Question

Two oppositely charged parallel metal plates,

1.00 centimeter apart, exert a force with a
magnitude of 3.60 × 10^–15 newton on an electron
placed between the plates. Calculate the
magnitude of the electric field strength between
the plates. [Show all work, including the
equation and substitution with units.]

Answer 1

Electric field strength = Force/Charge

E = (3.6*10^-15)/(1.6*10^-19) = 2.25*10^4 N/c

1.6*10^-19 being the elementary charge that is a fundamental constant, and is the charge on an electron.

Answer 2

Answer: 2.25 × 10⁴ N/C

Step-by-step explanation:

The magnitude of the electric field strength is given by:

`E = (F)/(q)`

where, F is the electrostatic force and q is the charge.

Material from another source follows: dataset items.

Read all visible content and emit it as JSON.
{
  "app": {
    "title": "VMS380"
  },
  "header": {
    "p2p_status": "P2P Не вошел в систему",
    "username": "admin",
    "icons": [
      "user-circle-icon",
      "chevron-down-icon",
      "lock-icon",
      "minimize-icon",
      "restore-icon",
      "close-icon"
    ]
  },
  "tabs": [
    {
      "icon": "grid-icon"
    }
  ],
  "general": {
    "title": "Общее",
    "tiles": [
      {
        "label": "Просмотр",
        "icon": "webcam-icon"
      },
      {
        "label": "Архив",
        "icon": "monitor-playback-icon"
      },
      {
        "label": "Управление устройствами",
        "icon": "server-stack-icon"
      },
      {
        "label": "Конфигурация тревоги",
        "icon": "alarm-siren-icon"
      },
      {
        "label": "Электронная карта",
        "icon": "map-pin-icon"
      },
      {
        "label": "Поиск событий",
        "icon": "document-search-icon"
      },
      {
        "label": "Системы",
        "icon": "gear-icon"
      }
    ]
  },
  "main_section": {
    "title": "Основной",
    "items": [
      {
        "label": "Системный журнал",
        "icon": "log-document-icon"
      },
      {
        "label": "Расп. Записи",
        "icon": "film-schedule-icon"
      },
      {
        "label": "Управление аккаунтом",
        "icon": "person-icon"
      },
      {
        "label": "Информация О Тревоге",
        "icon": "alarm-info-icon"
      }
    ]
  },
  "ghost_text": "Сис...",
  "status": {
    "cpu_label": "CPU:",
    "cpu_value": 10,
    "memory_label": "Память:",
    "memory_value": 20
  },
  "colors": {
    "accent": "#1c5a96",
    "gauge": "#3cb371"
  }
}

It is given that the magnitude of the force acting on an electron kept between the plates is: F = 3.60 ×10⁻¹⁵ N

Charge of the electron, q = 1.6 × 10⁻¹⁹ C

Thus, E = (3.60 ×10⁻¹⁵ N)÷(1.6 × 10⁻¹⁹ C) = 2.25 × 10⁴ N/C.

Thus, the electric field strength between the plates is 2.25 × 10⁴ N/C.